Sistem politik yang tidak stabil juga membuat ekonomi Nigeria berantakan. Tak hanya faktor eksternal, terjadinya tindakan korupsi dan kleptokrasi juga menjadi faktor pemicu kemiskinan dan tidak berkembangnya negara bagian Afrika Barat ini. Meskipun demikian, China tetap menjalankan kerja sama dan investasinya di Nigeria. China membangun kilang minyaknya di daerah Lagos yang jauh dari wilayah kelompok NDA berada agar tidak menjadi ancaman bagi China untuk menjalankan proyek kerja samanya bersama Nigeria.
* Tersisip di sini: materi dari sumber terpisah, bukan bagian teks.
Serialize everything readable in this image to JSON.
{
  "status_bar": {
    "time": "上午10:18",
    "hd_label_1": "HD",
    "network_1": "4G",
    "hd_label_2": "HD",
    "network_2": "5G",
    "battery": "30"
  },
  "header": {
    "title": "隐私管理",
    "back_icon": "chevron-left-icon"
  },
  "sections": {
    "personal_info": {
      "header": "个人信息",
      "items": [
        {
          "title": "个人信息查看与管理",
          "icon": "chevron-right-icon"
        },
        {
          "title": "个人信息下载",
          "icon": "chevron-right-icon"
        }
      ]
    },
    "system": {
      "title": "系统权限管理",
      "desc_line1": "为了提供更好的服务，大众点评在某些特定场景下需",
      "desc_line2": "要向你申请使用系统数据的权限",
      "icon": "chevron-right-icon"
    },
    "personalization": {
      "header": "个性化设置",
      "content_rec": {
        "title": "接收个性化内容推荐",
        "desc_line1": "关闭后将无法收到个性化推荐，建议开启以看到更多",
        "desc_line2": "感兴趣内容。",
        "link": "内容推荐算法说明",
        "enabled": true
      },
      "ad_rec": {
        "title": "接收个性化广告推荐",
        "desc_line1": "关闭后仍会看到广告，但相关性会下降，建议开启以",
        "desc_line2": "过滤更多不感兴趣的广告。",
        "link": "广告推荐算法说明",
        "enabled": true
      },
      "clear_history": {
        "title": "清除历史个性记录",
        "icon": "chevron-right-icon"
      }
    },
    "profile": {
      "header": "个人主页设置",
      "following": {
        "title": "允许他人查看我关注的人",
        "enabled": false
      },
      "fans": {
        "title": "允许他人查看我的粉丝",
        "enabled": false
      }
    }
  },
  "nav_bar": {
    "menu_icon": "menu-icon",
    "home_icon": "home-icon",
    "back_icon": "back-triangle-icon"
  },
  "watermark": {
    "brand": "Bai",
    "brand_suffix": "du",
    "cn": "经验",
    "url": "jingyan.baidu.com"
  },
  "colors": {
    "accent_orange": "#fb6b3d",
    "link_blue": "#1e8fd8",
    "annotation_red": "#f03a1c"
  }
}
Dalam konteks hubungan antara Nigeria dan China, ancaman dari Niger Delta Avengers dapat memiliki dampak serius terhadap ekspor minyak Nigeria, termasuk ekspor minyak ke China. Gangguan atau serangan terhadap infrastruktur minyak di Niger Delta dapat mengganggu produksi dan pasokan minyak Nigeria ke pasar internasional, termasuk pasar China.
Dalam situasi ini, kerja sama Nigeria dan China dalam sektor minyak dapat menghadapi tantangan signifikan. Gangguan dalam pasokan minyak dapat merugikan kedua belah pihak, mengganggu aliran perdagangan dan investasi yang telah dibangun antara kedua negara.